This is the story of a 15-year-old girl Ai who was born with a rare gift that will enable her to pilot faster-than-light ships after suitable training. Unfortunately, she has a recurrent blindness problem for which she must get help from a family friend. (Where is her family?) We follow her off the planet on which she has lived for many years, on her interesting journey to get help.
This is one independent kid, and a funny one. On the way we meet wonderful, unusual, caring people, characters that shine off the page. It is a whimsical book, with wonderful insight into the adult perspective on the world of young people such as Ai. Young people will love the book because of Ai, but adults will love the book too, because of how G.G. can remind us of young folks we know whose beauty and eccentricities seem distilled into Ai so perfectly. The single-mindedness and tunnel-vision, the romanticism, the warm-heartedness and the generosity and surprising protectiveness that Ai shows, the resilience, the excitement, all this reminds us of the best that youth has to offer.
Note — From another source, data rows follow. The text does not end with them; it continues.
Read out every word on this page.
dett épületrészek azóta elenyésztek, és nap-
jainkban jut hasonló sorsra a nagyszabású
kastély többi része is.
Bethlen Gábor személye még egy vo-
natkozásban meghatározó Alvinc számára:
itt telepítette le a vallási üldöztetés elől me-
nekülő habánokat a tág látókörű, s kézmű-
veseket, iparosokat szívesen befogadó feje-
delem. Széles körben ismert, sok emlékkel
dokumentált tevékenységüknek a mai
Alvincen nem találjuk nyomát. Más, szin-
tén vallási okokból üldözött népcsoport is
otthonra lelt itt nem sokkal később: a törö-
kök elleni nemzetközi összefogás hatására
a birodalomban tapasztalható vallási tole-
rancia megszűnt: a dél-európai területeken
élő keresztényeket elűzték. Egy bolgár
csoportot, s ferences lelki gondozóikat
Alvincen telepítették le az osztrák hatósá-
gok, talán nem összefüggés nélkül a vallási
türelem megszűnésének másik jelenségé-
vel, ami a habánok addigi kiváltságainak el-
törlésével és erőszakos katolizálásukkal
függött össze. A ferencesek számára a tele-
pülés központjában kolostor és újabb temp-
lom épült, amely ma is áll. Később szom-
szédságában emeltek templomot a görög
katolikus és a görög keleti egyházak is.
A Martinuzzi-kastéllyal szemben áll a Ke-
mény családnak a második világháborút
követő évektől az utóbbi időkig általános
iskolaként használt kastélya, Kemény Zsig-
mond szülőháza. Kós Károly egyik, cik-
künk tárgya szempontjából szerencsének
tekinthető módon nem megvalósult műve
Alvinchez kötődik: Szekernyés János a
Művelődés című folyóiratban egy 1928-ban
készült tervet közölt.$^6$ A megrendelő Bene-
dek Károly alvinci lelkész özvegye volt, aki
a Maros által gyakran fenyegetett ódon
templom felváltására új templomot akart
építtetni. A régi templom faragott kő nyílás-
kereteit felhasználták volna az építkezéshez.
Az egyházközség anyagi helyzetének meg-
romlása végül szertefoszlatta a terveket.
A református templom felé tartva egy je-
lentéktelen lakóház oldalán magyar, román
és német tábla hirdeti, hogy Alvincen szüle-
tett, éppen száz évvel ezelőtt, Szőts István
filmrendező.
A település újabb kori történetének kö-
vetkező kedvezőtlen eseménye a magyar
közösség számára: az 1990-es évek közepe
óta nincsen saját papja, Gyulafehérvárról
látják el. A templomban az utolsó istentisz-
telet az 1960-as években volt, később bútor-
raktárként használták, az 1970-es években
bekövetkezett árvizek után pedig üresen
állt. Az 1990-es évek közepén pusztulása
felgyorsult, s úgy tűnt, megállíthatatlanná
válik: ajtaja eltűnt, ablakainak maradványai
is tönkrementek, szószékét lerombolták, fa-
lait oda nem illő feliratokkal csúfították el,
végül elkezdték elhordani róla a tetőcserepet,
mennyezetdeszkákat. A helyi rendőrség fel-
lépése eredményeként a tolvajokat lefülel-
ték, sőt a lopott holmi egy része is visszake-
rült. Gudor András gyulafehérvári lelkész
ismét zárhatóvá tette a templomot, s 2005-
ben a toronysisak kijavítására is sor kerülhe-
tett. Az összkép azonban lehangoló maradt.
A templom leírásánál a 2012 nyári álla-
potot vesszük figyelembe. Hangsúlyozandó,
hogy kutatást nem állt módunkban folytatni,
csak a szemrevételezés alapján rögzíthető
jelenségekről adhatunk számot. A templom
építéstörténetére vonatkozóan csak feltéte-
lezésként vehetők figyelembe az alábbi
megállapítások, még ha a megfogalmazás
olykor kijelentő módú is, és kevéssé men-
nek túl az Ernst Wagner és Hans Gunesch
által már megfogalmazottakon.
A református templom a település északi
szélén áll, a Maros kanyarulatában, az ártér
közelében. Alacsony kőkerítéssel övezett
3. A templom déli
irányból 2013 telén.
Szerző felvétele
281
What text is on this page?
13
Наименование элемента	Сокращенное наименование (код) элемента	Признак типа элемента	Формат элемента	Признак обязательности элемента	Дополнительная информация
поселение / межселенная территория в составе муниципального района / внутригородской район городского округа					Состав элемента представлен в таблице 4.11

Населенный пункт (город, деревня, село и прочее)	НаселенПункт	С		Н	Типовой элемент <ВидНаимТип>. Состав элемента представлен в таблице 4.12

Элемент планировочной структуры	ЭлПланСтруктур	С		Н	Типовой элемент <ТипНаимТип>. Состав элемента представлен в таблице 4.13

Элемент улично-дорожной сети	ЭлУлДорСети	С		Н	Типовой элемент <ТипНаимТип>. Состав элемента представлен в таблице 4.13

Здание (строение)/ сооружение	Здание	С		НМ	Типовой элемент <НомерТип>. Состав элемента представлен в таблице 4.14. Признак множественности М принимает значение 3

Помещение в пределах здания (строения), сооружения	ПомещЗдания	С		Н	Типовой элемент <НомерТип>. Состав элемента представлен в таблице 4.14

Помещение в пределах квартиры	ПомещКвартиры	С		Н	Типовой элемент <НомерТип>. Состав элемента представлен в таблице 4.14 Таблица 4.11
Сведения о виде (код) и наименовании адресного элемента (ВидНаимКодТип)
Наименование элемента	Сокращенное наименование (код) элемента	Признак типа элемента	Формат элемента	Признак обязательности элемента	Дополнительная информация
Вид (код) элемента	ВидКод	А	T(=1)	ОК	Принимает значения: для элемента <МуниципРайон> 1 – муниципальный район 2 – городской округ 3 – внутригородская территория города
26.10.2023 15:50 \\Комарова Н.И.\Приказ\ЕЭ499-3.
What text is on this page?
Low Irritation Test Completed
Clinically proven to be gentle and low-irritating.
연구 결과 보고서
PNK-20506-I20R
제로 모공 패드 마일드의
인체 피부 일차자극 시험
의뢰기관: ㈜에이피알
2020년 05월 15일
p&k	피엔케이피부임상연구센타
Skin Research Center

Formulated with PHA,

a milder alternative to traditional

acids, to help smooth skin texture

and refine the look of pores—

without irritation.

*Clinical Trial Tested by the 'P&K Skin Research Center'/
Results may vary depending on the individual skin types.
There are wonderful descriptions of life forms very strange to us, that inhabit a world that is stranger than most. There are characters that anyone who lived through the sixties would recognize, even in the distant future! Then, too there are incredibly comic episodes that describe telepaths struggling to understand regular people--just let me say, don't try to read this one while you're proctoring a test :) To top it all, there is a cameo appearance of the author as well. However whimsical it is, though, it is a satisfying, action-filled story.
This is a delightful book that stands alone. [Added 2008/9/26: this book is a sequel to The Alchemists, and we learn that Ai is in fact a child created by some of the central characters in that book, and brought up by some others, also in that book.]